WMKM
- Inkster, Michigan; United States;
- Broadcast area: Detroit metropolitan area
- Frequency: 1440 kHz
- Branding: Gospel 1440 WMKM

Programming
- Format: Urban Gospel

Ownership
- Owner: Timothy Gallagher; (Great Lakes Radio—Detroit, LLC);

History
- First air date: November 1956; 69 years ago (as WCHB)
- Former call signs: WCHB (1956-2/22/90) WMKM (2/22/90-11/30/05) WRJD (11/30/05-12/8/05) WMKM (12/8/05-4/5/06) WDRJ (4/5/06-10/6/14)

Technical information
- Licensing authority: FCC
- Facility ID: 24966
- Class: B
- Power: 1,000 watts
- Transmitter coordinates: 42°15′22″N 83°21′48″W﻿ / ﻿42.25611°N 83.36333°W

Links
- Public license information: Public file; LMS;
- Webcast: Listen Live
- Website: Gospel1440.com

= WMKM =

Radio station in Inkster–Detroit, Michigan

WMKM (1440 kHz) is a commercial AM radio station licensed to Inkster, Michigan, and serving the Detroit metropolitan area. Owned by Timothy Gallagher, through licensee Great Lakes Radio—Detroit, LLC, the station airs an Urban Gospel radio format branded as Gospel 1440 AM. The radio studios and offices are on East Grand Boulevard in Detroit.

WMKM broadcasts with 1,000 watts of power using two different directional signal patterns for day and night. Its six-tower array is located near Ecorse and Merriman Roads in Romulus, Michigan.

==History==

From 1956 to 1990, the 1440 spot on the AM dial was the home of WCHB. It was the Detroit area's first radio station to be built from the ground up by, and programmed one hundred per cent to, African-Americans. WCHB played a soul music format through the 1960s and 70s. In the late 1970s, the station called itself "Detroit's original disco music station".
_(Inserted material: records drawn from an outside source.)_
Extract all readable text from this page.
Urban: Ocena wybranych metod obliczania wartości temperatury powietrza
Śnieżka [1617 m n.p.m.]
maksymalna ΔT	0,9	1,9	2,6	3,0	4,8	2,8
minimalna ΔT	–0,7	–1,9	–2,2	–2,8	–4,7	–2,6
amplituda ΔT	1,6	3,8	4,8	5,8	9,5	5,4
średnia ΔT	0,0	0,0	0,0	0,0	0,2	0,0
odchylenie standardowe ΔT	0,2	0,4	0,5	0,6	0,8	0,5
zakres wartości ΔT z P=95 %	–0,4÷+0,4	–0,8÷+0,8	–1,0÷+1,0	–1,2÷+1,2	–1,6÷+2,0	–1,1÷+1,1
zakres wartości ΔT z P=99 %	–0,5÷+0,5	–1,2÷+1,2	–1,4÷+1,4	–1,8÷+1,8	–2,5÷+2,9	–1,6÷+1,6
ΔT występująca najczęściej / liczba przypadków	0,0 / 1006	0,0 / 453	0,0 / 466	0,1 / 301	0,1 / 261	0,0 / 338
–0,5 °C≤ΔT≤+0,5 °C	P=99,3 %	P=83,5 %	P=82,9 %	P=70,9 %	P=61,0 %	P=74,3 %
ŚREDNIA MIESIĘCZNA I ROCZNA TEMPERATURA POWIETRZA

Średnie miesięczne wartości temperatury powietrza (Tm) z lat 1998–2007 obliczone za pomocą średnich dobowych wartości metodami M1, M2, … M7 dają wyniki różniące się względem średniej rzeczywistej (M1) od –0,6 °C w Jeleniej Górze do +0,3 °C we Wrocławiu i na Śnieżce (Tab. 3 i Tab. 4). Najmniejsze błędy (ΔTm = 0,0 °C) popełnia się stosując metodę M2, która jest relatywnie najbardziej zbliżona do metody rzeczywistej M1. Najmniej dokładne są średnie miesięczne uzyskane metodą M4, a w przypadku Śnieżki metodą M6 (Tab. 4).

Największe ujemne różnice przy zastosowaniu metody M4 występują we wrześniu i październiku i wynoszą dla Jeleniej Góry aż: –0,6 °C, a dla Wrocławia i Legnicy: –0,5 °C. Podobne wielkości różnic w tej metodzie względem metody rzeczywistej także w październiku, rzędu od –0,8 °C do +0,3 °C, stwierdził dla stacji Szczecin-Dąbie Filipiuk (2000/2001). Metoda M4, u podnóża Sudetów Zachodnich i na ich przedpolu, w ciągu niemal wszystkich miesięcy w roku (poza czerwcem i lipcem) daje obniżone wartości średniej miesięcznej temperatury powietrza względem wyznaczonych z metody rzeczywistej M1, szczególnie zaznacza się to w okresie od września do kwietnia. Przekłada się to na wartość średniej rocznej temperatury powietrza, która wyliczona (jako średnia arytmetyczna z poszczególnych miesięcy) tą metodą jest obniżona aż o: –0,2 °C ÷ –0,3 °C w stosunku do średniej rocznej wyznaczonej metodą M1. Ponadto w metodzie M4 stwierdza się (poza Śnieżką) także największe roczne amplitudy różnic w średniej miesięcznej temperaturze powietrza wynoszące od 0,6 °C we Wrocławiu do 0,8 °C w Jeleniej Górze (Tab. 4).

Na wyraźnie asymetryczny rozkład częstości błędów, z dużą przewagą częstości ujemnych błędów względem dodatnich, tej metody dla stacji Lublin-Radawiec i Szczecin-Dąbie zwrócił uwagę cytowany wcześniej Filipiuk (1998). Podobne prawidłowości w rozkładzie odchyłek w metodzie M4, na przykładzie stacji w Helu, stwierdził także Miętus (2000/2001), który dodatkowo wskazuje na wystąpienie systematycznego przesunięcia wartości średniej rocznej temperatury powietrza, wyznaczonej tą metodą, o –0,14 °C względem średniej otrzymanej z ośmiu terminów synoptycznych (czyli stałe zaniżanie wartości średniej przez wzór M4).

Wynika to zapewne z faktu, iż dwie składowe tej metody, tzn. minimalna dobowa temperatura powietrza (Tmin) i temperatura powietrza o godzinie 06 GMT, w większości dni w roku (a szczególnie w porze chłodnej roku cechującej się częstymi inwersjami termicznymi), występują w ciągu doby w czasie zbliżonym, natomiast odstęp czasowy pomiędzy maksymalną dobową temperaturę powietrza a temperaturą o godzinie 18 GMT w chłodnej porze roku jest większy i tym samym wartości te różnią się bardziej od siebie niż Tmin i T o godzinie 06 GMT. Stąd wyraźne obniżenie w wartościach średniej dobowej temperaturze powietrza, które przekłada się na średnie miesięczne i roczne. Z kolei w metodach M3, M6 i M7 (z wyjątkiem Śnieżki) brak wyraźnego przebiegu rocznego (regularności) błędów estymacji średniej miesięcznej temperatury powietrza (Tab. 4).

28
In February 1990, WCHB abandoned 1440 for the 1200 kHz frequency licensed to Taylor, Michigan, a more powerful signal. (That station today is WMUZ.) At that point, the station on 1440 AM took the call sign WMKM and began broadcasting brokered urban gospel and Christian programming aimed at the African-American community. Eventually the station added a few hours of brokered Spanish programming during the afternoon hours. The station's owner, Davidson Media Group, specialized in Gospel/Inspirational and Latino formats. In November 2005, the station's call letters temporarily changed to WRJD to match the new "Rejoice" slogan (Rejoice Detroit). The call sign switched back to WMKM, the following month, and then to WDRJ in April 2006.

In the summer of 2007, Davidson Media sold WDRJ to Communicom Corporation of America (CCA). CCA also owned WLNO New Orleans, and KXXT/KXEG in Phoenix, Arizona. WDRJ's gospel and Christian talk and teaching format did not change.

On October 6, 2014, the call letters returned to WMKM. At the same time, the station was sold by Communicom to Great Lakes Radio—Detroit, LLC.